The major issue if to really compare you options you need to make them equal. Trying to compare just straight percentages is stupid, since you often need to consider if that money after tax or before tax. If it is taxed, then how it it taxed: dividends are much cheaper than interest. I’m not saying the math isn’t difficult at times, but really it varies so much from situation to situation that you really need to do it yourself and find out what works on paper.
Then we have to evaluate the more fuzzy issues like risk. A extra mortgage payment grants you a after tax return equal to your interest rate at no risk. Stocks on the other hand have a lot more risk, so you have to weigh those issues. How you do it will vary from person to person. I tend to keep in mind the fact you need to balance all your investments for risk. So if you are fairly heavy into high risk investments and you get some extra cash, consider a lower risk option for that extra money. You don’t want to be too conservative or risky, but rather balanced on the overall picture.
Then last, but most important, you need to consider your personality. Often decisions we make are not logical, but rather emotional. You may know the math says you are likely better off investing, but you really still want to pay off the mortgage early? It’s ok to pick the mortgage. Not even decision in life must be optimized for maximum return. The point is are you paying off debt and investing regularly? Yes, great you are ahead of most people in the world. So don’t panic about trying to do everything right. Remember to do what works for you. There is no point investing if you are mentally not really for the risk. The sleep at night factor is worth something so don’t sell our yourself out for a 1% extra return if you don’t think you will handle it well.
Posted by Tim Stobbs on June 26, 2009
So recently at work I needed to borrow a fleet car and by luck got to drive a 2008 Prius for the day. So here are my thoughts after my ‘test drive’ of a hybrid which was mostly highway driving.

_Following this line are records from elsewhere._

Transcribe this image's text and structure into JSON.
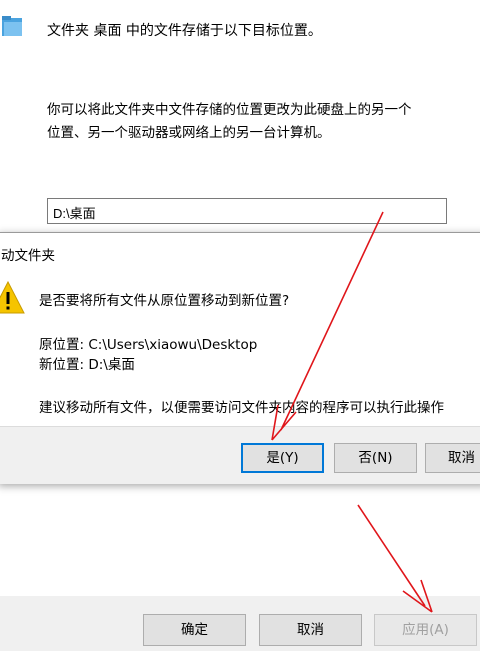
{
  "properties_page": {
    "header_text": "文件夹 桌面 中的文件存储于以下目标位置。",
    "description_line1": "你可以将此文件夹中文件存储的位置更改为此硬盘上的另一个",
    "description_line2": "位置、另一个驱动器或网络上的另一台计算机。",
    "path_value": "D:\\桌面",
    "buttons": {
      "ok": "确定",
      "cancel": "取消",
      "apply": "应用(A)"
    }
  },
  "move_dialog": {
    "title": "动文件夹",
    "question": "是否要将所有文件从原位置移动到新位置?",
    "original_location": "原位置: C:\\Users\\xiaowu\\Desktop",
    "new_location": "新位置: D:\\桌面",
    "advice": "建议移动所有文件，以便需要访问文件夹内容的程序可以执行此操作",
    "buttons": {
      "yes": "是(Y)",
      "no": "否(N)",
      "cancel": "取消"
    }
  },
  "colors": {
    "accent_blue": "#0078d7",
    "warning_yellow": "#f5c400",
    "arrow_red": "#e0161b"
  }
}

First off you may think a hybrid would be gutless, but this car has some speed when you need it. I was very happy with the ease of passing cars on the highway. Perhaps the only real differences I noticed driving the car was the brakes slow you down a lot faster than most cars because it tops up the battery while doing so. The other major difference was the both car engines (gas and electric) turning off when at a stop light. Other than that there are a few little differences like there is no park setting on the stick you use a button to do that instead.
I thought the car was highly educational. Having an instant readout of your current fuel consumption is very interesting. I learned that passing someone using a lot more fuel than I would have guessed (you spike to about 18 L/100 km). Also I learned quickly any other faster acceleration uses a lot of gas as well. I found by dropping speed from 111 km/h to 109 km/hr saves you about 1 L/100 km off your fuel consumption, but turning off the air conditioning only saves about 0.2 L/100 km. Yet a bad piece of highway will cost you about 0.5 L/100 km.
Now because of all the tracking on the car I know for my short day trip I averaged 6.1 L/100km for mostly highway driving. My current car, the Echo, is rated for about 5.5 L/100km for the highway and 7.0 L/100km for in city. So the reality is unless you do a lot in in city driving a hybrid just isn’t going to save you much money on gas. If you do a lot of city driving a Prius might be right for you. I check on the city mileage rating, it was 4.0 L/100 km.
The car is a fun toy to drive if you want to improve your milage by adjusting your driving habits, but depending on how much in city verus highway driving you do don’t expect to save much gas with one. So in my case I likely won’t be getting a hybrid very soon, but I will watch their developments with interest.